- Emme Rylan as Lizzie Spaulding
- Portrayed by: Julie Levine (1990–1991); Hayden Panettiere (1996–2000); MacKenzie Mauzy (2000–2002); Allison Hirschlag (2002–2003); Crystal Hunt (2003–2006); Emme Rylan (2006–2009);
- Duration: 1990–1991, 1996–2009
- First appearance: November 28, 1990
- Last appearance: September 18, 2009
- Created by: Pam Long
- Introduced by: Robert Calhoun (1990); Paul Rauch (1996);

= Lizzie Spaulding =

Lizzie Spaulding is a fictional character from the CBS soap opera Guiding Light. The role was last portrayed by actress Emme Rylan from February 7, 2006 to September 18, 2009.

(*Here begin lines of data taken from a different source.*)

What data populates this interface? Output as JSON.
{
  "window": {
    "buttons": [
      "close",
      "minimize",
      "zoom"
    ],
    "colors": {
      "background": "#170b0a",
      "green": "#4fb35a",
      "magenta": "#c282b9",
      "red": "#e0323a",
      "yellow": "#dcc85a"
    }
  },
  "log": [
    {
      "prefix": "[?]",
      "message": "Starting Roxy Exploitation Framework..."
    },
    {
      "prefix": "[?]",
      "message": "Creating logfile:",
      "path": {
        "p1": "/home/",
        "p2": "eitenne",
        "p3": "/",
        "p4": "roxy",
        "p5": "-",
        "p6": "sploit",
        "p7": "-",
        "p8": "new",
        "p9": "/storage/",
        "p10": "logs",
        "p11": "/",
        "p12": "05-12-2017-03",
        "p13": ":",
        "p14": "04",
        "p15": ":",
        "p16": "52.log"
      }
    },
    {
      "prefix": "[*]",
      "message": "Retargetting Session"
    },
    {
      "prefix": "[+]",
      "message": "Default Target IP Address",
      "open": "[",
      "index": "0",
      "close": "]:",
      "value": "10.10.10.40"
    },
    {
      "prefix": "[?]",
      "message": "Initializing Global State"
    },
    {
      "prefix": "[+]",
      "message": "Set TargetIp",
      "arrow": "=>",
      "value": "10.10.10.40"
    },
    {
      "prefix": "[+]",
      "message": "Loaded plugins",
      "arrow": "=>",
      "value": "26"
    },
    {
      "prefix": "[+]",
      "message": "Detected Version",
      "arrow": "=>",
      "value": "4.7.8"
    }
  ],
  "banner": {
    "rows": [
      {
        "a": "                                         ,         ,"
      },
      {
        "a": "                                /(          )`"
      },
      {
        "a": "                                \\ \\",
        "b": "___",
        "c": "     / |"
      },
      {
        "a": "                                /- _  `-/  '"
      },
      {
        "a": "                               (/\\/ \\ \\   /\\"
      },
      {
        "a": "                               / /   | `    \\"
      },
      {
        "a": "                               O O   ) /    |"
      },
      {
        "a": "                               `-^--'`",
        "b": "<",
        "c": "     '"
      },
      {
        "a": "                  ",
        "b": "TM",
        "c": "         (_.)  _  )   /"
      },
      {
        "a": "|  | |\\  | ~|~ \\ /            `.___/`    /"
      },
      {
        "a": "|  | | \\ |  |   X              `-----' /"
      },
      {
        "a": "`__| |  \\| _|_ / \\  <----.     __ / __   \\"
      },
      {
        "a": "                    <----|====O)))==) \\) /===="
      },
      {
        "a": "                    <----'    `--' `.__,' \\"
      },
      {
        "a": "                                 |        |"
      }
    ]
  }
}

She is the daughter of Phillip Spaulding and Beth Raines, born onscreen on Thanksgiving in 1990. Her birth year was later revised to 1986 when she turned 18 in 2004. She is the third Elizabeth in her family; her paternal grandmother and mother's first names are Elizabeth as well.
For Lizzie's battle with leukemia in 2000, the show received a Special Recognition Award from the Leukemia and Lymphoma Society for bringing national awareness of the disease to the attention of daytime viewers.

==Casting==
The role of Lizzie as an infant was played by Julie Levine from 1990 to 1991. The role was assumed on December 5, 1996, by Hayden Panettiere, who initially appeared for only a few episodes. However, Panettiere returned regularly the following year, from November 1, 1997. For Lizzie's battle with leukemia in 2000, the soap received a Special Recognition Award from the Leukemia and Lymphoma Society for bringing national awareness of the disease to the attention of daytime viewers. In 2000, Panettiere vacated the role, with her last airdate on October 13, 2000. It was recast with MacKenzie Mauzy, who aired from November 21, 2000 to July 16, 2002. Mauzy then was replaced by Allison Hirschlag, who portrayed the role from August 12, 2002 to January 28, 2003 when the character was rapidly aged. Hirschlag’s stint was brief when she was replaced and the role was assumed by Crystal Hunt on February 25, 2003. Hunt received a Daytime Emmy Award nomination for Outstanding Younger Actress in a Drama Series, as well as a Soap Opera Digest Award nomination for her portrayal. Hunt departed on January 31, 2006, and the role was last portrayed by Emme Rylan from February 7, 2006 to the soap's series finale on September 18, 2009.

==Family==
Lizzie has had a difficult family life. As a member of the wealthy Spaulding family, she has gone through a chaotic childhood and adolescence. Though her family wields great influence in Springfield, they have enemies which is justified given her father, uncle and grandfather's misdeeds. Lizzie has also involved herself in a great amount of trouble in her young life leading her to have periods of mental disturbance like her father.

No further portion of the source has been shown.